LanguageFrameworkGherkin runner
Pythonpytest-bdd
Pythonbehave
JavaScriptCucumber.js
JavaScriptPlaywright Test (has BDD plugin)via plugin
JavaCucumber-JUnit 5
JavaJBehave
C#SpecFlow
RubyRSpec + Cucumber

BDD in the Development Workflow

  1. Discovery — Three Amigos session; write scenarios before coding
  2. Formulation — refine scenarios into Gherkin (precise language matters)
  3. Automation — step definitions link Gherkin to implementation
  4. Execution — run in CI on every PR; failing scenario = failing acceptance criterion

Scenarios should run in CI. A failing scenario is equivalent to a failing unit test. The PR cannot merge until the feature matches its acceptance criteria.


Common Failure Cases

Scenarios written imperatively at UI interaction level Why: steps that describe clicking and typing rather than user intent break every time the UI is restyled, and they communicate nothing about the business rule being tested. Detect: step definitions contain locators or UI element names (click the button with ID "submit-btn"); scenarios need updating after visual redesigns. Fix: rewrite steps at the intent level (When I submit the order); push all locator knowledge into step definitions and Page Objects.

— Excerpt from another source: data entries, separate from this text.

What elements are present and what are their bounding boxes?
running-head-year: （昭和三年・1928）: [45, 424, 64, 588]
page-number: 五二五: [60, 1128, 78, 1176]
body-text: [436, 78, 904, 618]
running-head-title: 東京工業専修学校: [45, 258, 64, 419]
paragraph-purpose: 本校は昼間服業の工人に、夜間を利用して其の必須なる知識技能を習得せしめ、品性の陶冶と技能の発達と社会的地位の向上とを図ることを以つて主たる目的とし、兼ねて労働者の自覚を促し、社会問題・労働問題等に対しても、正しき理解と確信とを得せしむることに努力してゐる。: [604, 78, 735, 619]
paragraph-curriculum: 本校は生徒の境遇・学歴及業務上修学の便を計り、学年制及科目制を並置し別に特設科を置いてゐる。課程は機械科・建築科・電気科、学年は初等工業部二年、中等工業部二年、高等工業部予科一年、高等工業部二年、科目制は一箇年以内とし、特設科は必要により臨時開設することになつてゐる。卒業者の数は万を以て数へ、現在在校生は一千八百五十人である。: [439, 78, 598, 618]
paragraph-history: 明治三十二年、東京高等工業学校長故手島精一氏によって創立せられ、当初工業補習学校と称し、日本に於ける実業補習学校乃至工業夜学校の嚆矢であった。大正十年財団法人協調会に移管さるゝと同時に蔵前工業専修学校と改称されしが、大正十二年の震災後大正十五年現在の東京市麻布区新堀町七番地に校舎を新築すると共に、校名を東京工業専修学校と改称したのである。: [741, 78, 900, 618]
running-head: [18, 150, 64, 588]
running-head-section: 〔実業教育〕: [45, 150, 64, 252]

Step definitions that grow into test logic dungeons Why: without a clear boundary, business rules accumulate inside step definitions rather than being delegated to helper classes, making them impossible to reuse across scenarios. Detect: a single @when or @then function exceeds 30 lines or contains conditionals that branch on the scenario's data. Fix: step definitions should call domain helper functions; keep each step to under 10 lines of coordination code.

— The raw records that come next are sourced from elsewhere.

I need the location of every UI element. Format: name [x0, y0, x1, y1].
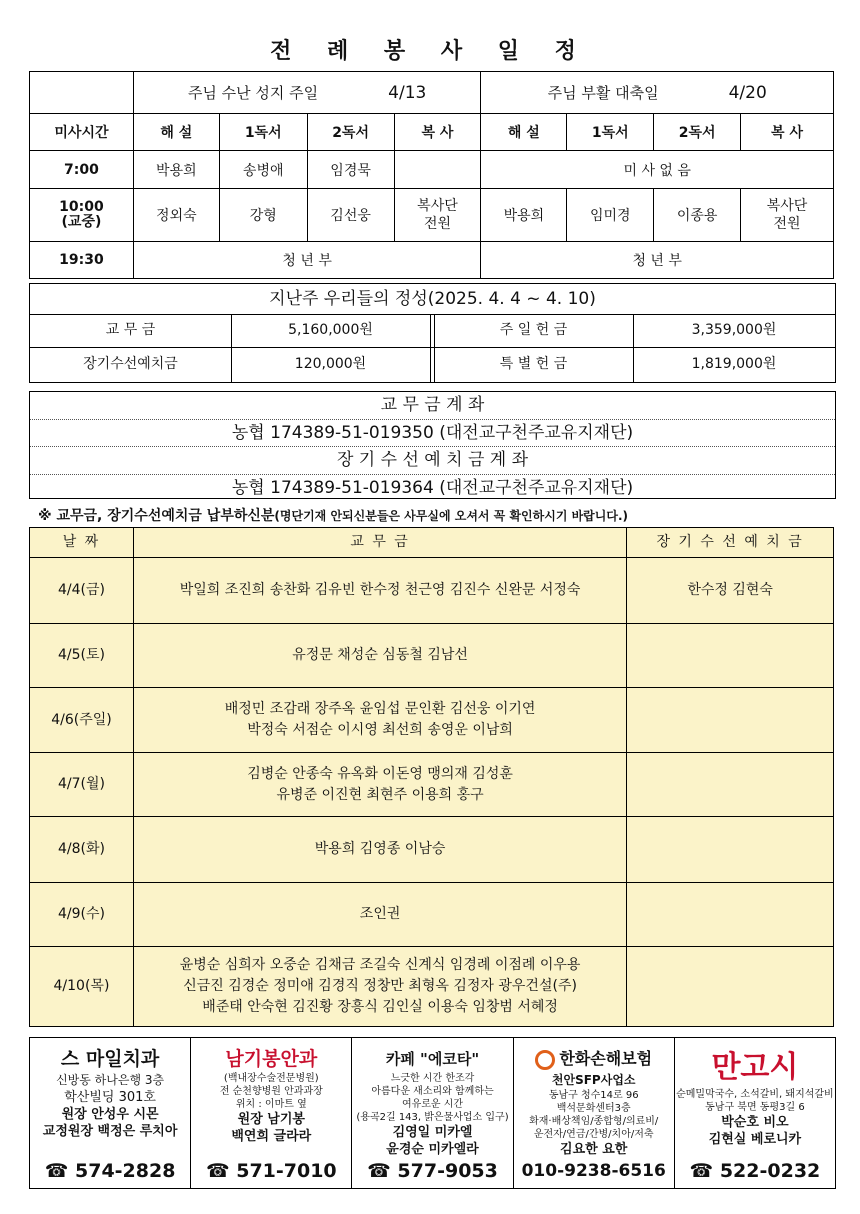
role-header: 복 사	[741, 114, 834, 151]
schedule-cell: 임미경	[567, 189, 654, 242]
offering-title: 지난주 우리들의 정성(2025. 4. 4 ~ 4. 10)	[30, 284, 835, 315]
schedule-cell: 청 년 부	[481, 242, 834, 279]
table-row: 4/8(화) 박용희 김영종 이남승	[30, 817, 834, 883]
blank-cell	[30, 72, 134, 114]
time-cell: 19:30	[30, 242, 134, 279]
schedule-cell: 임경묵	[307, 151, 394, 189]
account-number: 농협 174389-51-019364 (대전교구천주교유지재단)	[231, 477, 634, 498]
schedule-cell: 송병애	[219, 151, 307, 189]
donor-note: ※ 교무금, 장기수선예치금 납부하신분(명단기재 안되신분들은 사무실에 오셔서 꼭 확인하시기 바랍니다.)	[38, 508, 629, 524]
donor-table	[29, 527, 834, 1027]
schedule-cell: 복사단 전원	[394, 189, 481, 242]
offering-label: 특 별 헌 금	[499, 356, 568, 372]
time-header: 미사시간	[30, 114, 134, 151]
table-row: 4/4(금) 박일희 조진희 송찬화 김유빈 한수정 천근영 김진수 신완문 서정숙 한수정 김현숙	[30, 558, 834, 624]
schedule-cell: 박용희	[133, 151, 219, 189]
account-info	[29, 391, 836, 499]
account-title: 교 무 금 계 좌	[30, 392, 835, 420]
column-header: 날 짜	[30, 528, 134, 558]
phone-number: ☎ 574-2828	[44, 1160, 176, 1182]
role-header: 해 설	[133, 114, 219, 151]
offering-label: 교 무 금	[105, 322, 156, 338]
schedule-cell: 강형	[219, 189, 307, 242]
time-cell: 7:00	[30, 151, 134, 189]
ad-eye-clinic: 남기봉안과 (백내장수술전문병원) 전 순천향병원 안과과장 위치 : 이마트 옆 원장 남기봉 백연희 글라라 ☎ 571-7010	[191, 1038, 352, 1188]
ad-restaurant: 만고시 순메밀막국수, 소석갈비, 돼지석갈비 동남구 북면 동평3길 6 박순호 비오 김현실 베로니카 ☎ 522-0232	[676, 1050, 834, 1182]
ad-insurance: 한화손해보험 천안SFP사업소 동남구 청수14로 96 백석문화센터3층 화재·배상책임/종합형/의료비/ 운전자/연금/간병/치아/저축 김요한 요한 010-9238-6516	[514, 1038, 675, 1188]
service-schedule-table	[29, 71, 834, 279]
schedule-cell: 복사단 전원	[741, 189, 834, 242]
ad-cafe: 카페 "에코타" 느긋한 시간 한조각 아름다운 새소리와 함께하는 여유로운 시간 (용곡2길 143, 밝은물사업소 입구) 김영일 미카엘 윤경순 미카엘라 ☎ 577-9053	[352, 1038, 513, 1188]
offering-value: 3,359,000원	[691, 322, 777, 338]
table-row: 4/5(토) 유정문 채성순 심동철 김남선	[30, 624, 834, 688]
offering-label: 주 일 헌 금	[499, 322, 568, 338]
column-header: 장 기 수 선 예 치 금	[627, 528, 834, 558]
offering-value: 120,000원	[294, 356, 367, 372]
mass2-header: 주님 부활 대축일 4/20	[481, 72, 834, 114]
table-row: 4/10(목) 윤병순 심희자 오중순 김채금 조길숙 신계식 임경례 이점례 이우용 신금진 김경순 정미애 김경직 정창만 최형옥 김정자 광우건설(주) 배준태 안숙현 김진황 장흥식 김인실 이용숙 임창범 서혜정	[30, 947, 834, 1027]
offering-label: 장기수선예치금	[83, 356, 178, 372]
account-title: 장 기 수 선 예 치 금 계 좌	[30, 447, 835, 475]
schedule-cell: 미 사 없 음	[481, 151, 834, 189]
table-row: 4/9(수) 조인권	[30, 883, 834, 947]
insurance-logo-icon	[535, 1050, 555, 1070]
schedule-cell: 이종용	[654, 189, 741, 242]
sponsor-ads	[29, 1037, 836, 1189]
schedule-cell: 청 년 부	[133, 242, 481, 279]
time-cell: 10:00 (교중)	[30, 189, 134, 242]
phone-number: ☎ 571-7010	[205, 1160, 337, 1182]
schedule-cell: 박용희	[481, 189, 567, 242]
table-row: 4/7(월) 김병순 안종숙 유옥화 이돈영 맹의재 김성훈 유병준 이진현 최현주 이용희 홍구	[30, 753, 834, 817]
page-title: 전 례 봉 사 일 정	[270, 39, 590, 64]
offering-value: 1,819,000원	[691, 356, 777, 372]
ad-smile-dental: 스 마일치과 신방동 하나은행 3층 학산빌딩 301호 원장 안성우 시몬 교정원장 백정은 루치아 ☎ 574-2828	[30, 1038, 191, 1188]
phone-number: ☎ 577-9053	[367, 1160, 498, 1182]
account-number: 농협 174389-51-019350 (대전교구천주교유지재단)	[30, 420, 835, 448]
phone-number: ☎ 522-0232	[689, 1160, 821, 1182]
table-row: 4/6(주일) 배정민 조감래 장주옥 윤임섭 문인환 김선웅 이기연 박정숙 서점순 이시영 최선희 송영운 이남희	[30, 688, 834, 753]
role-header: 2독서	[307, 114, 394, 151]
role-header: 1독서	[567, 114, 654, 151]
role-header: 1독서	[219, 114, 307, 151]
schedule-cell: 정외숙	[133, 189, 219, 242]
schedule-cell	[394, 151, 481, 189]
schedule-cell: 김선웅	[307, 189, 394, 242]
mass1-header: 주님 수난 성지 주일 4/13	[133, 72, 481, 114]
role-header: 해 설	[481, 114, 567, 151]
phone-number: 010-9238-6516	[521, 1161, 666, 1181]
offering-summary	[29, 283, 836, 383]
offering-value: 5,160,000원	[288, 322, 373, 338]
role-header: 복 사	[394, 114, 481, 151]
column-header: 교 무 금	[133, 528, 626, 558]
role-header: 2독서	[654, 114, 741, 151]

Scenarios with shared state via Background that every scenario doesn't actually need Why: a Background block that seeds data for one scenario's happy path makes all other scenarios depend on state they don't need, introducing invisible coupling that causes random failures under parallel execution. Detect: removing a Background step causes an apparently unrelated scenario to fail. Fix: put shared setup only in Background if it genuinely applies to every scenario; use per-scenario fixtures for state that's specific to one or two cases.

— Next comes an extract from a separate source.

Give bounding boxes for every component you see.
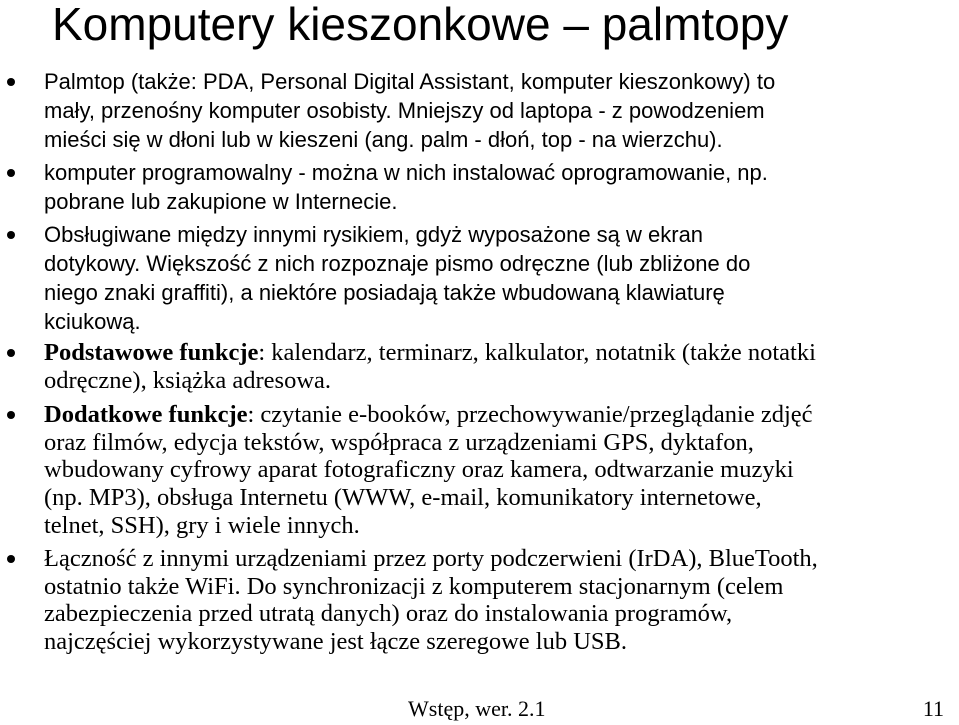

Writing Gherkin without a Three Amigos session Why: scenarios authored by QA alone capture QA's assumptions, not the product owner's intent or the developer's technical constraints; ambiguities survive until the step definition is written and the bug is already in the code. Detect: step definitions require significant interpretation beyond the scenario text, or developers reject scenarios as misrepresenting requirements during review. Fix: treat scenario authoring as a synchronous Three Amigos conversation, not an async handoff document.

Connections

Open Questions

  • What testing scenarios does this technique systematically miss?
  • How does this approach need to change when delivery cadence moves to continuous deployment?